Ciężko dotrwać. Od początku drugi sezon mnie usypia. Odpalam odcinek, 5-10 minut i kimam. Coś ma usypiającego w sobie klimat drugiej serii.
Zgadzam się. Nie skreślam sezonu po pierwszym odcinku, ale mnie np. nudził strasznie.
Jestem wielkim fanem True detective i osobiście uważam, że drugi sezon to naprawdę wielki niewypał. Sam trailer praktycznie skreślił moje nadzieje na ten sezon poczynając od obsady (notabene komediowej). Mam nadzieję że po tym sezonie twórcy wyciągną jakieś wnioski względem odbiorców i powstanie coś na miarę I sezonu. Na tą chwilę wydaje mi się, że lepiej zainteresować się serialem Mr Robot :)

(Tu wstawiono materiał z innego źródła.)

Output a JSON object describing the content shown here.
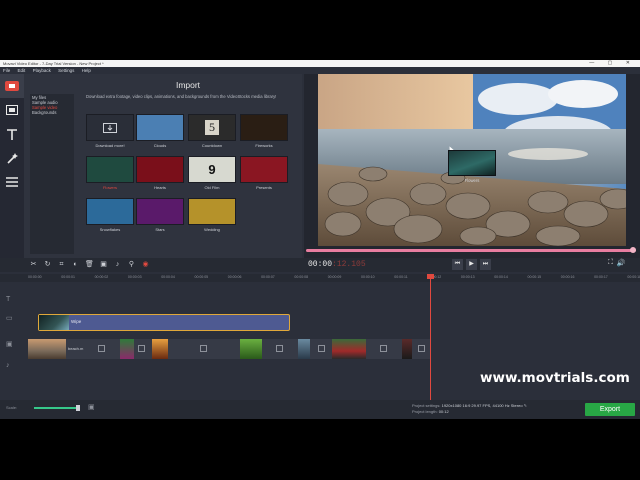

No chyba logiczne, że klimat będzie inny. Inne miejsce, inni bohaterowie. Oczywiście Mathew ze swoim nihilizmem był świetny, ale ile można.
A gdzie Ty chcesz szukać klimatu z pierwszego sezonu, jak twórcy od razu zapowiedzieli że będzie zupełnie inna obsada, historia i zupełnie inny KLIMAT.
Właśnie mimo tych zapowiedzi, że drugi sezon będzie oderwany od pierwszego, gdzieś tam tliła się iskierka nadziei, że jakiś klimat będzie, niekoniecznie jota w jotę z pierwszego, bo powiałoby nudą, ale jakiś bliżej nieokreślony klimat. Niestety obejrzawszy na razie wszystkie odcinki dwójki szkoda mi kolejnej niespełna godziny życia na ten badziew i następnego odcinka nie obejrzę. Z całą stanowczością stwierdzam, że serial umarł z końcowymi literami pierwszego sezonu. Aktorstwo w dwójce to straszne drewno, fabuła nie istnieje, coś niby próbuje się wytlić, niestety męczy i zniechęca. Szkoda, że nie można ocenić odrębnie sezonów, bo pierwszy to było naprawdę coś, zaś drugi plasuje się tuż obok mody na sukces i na dobre i na złe- lepiej dla świata byłoby gdyby dwójka nie powstała, ale jest pęd za kaską, więc hbo wyprodukowało zgniłe jajo.
Może po prostu Ci nie pasuję ten sezon. Ja tam się świetnie bawię i klimat mi odpowiada jak najbardziej. Co do aktorstwa to się zgodzę, że wypada dosyć blado w porównaniu do jedynki (oczywiście nie liczę genialnego Farrella)
Też miałam watpliwości czy sezon 2 będzie tak dobry jak 1, ale zapowiada się nieźle.
Najbardziej mnie rozwaliła scena w pubie. HBO wie co to jest dobra produkcja.
Szczerze mówiąc strasznie mi się dłużył ten pierwszy odcinek... Mam nadzieję, że w kolejnych epizodach, będzie więcej się działo. Tutaj trochę wiało nudą i brakuję mi strasznie klimaciku 1 sezonu. Zgodzę się Farrel, najlepiej wypada z całej czółówki, za to Pani Detektyw mnie straaaaasznie nie przekonuję...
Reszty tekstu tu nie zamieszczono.